In general, the fitter someone is, the faster he or she gets into gear where fat is burned. Also, someone who is fit and often moves can move more intensively and still burn fat. An experienced swimmer takes years to get to that level. In that phase, muscles can use fat as fuel with much greater ease. If everyone were equal, and therefore equally fit, swimming would be ideal to burn fat, and therefore to lose weight/slimming.

In general, the following applies: the fitter the person, the faster he or she will get into a state of fat burning. A fit person can also move more intensively and for longer, without going beyond the fat burning state due to a too fast heartbeat. In short: for fit people, swimming is an excellent method for losing weight.

However, people who want to lose weight are all too often overweight and are generally too heavy to move optimally in water. In addition, the average obese has a poor physical condition and a similarly poor stamina / heart lung function, so swimming is not the ultimate form of sport for them.

A final sticking point is the variety of techniques that can be used for swimming:

one can swim at lightning speed without having to exert too much effort thanks to his excellent technique; others have to do their very best to stay afloat while struggling. Overweight people generally do not have the technique required for the combination of swimming and weight loss.

By the way, swimming with lifeguard requirements also has an important advantage: because you float weightlessly in the water, you experience little or no impact or overload, so that the chance of injuries with good swimming technique is relatively small!

Lack of accessibility & approachability

You only need to watch a professional swimmer to see how perfectly and elegantly it moves through the water, without seeming effort. Yet you need a lot of muscle power to keep this up, something they have worked hard for years. Therein lies the difference; the more you train and the fitter you become, the easier it is to get into the right gear during your swim to lose weight.

Of course, this also applies to a certain extent to any other sport, but as far as that is concerned, walking and jogging and exercising on an elliptical trainer are significantly more accessible and more accessible than swimming; at least as far as the body fat burning phase is concerned.

Alternatives to Swimming

Swimming is an excellent way to lose weight and burn fat for anyone who can swim well, and can sustain this for a longer period of time without getting out of breath. However: if you are overweight, not in good shape, don’t have the right technique, are somewhat clumsy in the water and/or get out of breath after one lap, then swimming for slimming/weight loss is not necessarily your thing.

In that case, rather go:

  • Cross training (cross trainer)
  • Exercise bike (exercise bike)
  • Cycling & spinning
  • Waves (wave device)
  • Stepping (step device)

Running or jogging

So, for anyone who can swim well and can sustain this for a relatively long time, swimming is an ideal exercise to lose body fat. If, on the other hand, you’re a little clumsy or clumsy in the water and out of breath before finishing a job, you might want to use one of the above methods to slim down and lose weight. With swimming you will not get into the right gear and you will therefore mainly burn carbohydrates (no fat). (source)

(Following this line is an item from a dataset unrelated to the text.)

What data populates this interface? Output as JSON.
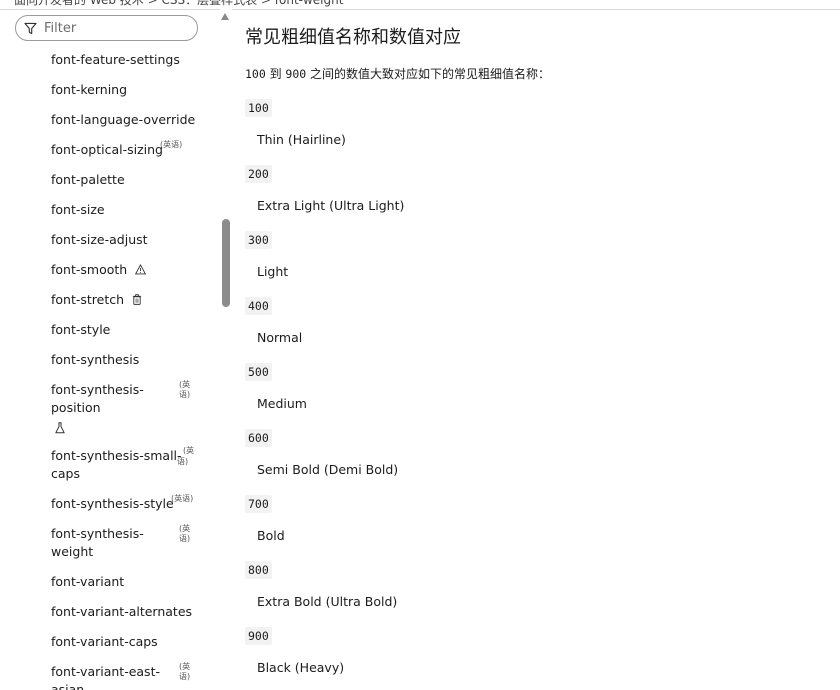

Swimming and losing weight sari possible, but not for everyone. For many people, swimming does NOT work for weight loss. That’s because most people’s bodies burn carbohydrates through swimming and not fat. The body always starts by burning the available carbohydrates and only enters a state of fat burning after a period of constant movement. However, swimming does not help the vast majority of people to get into this fat burning state. And if you don’t burn fat, you don’t lose weight.

To know more: How to use a robotic pool cleaner?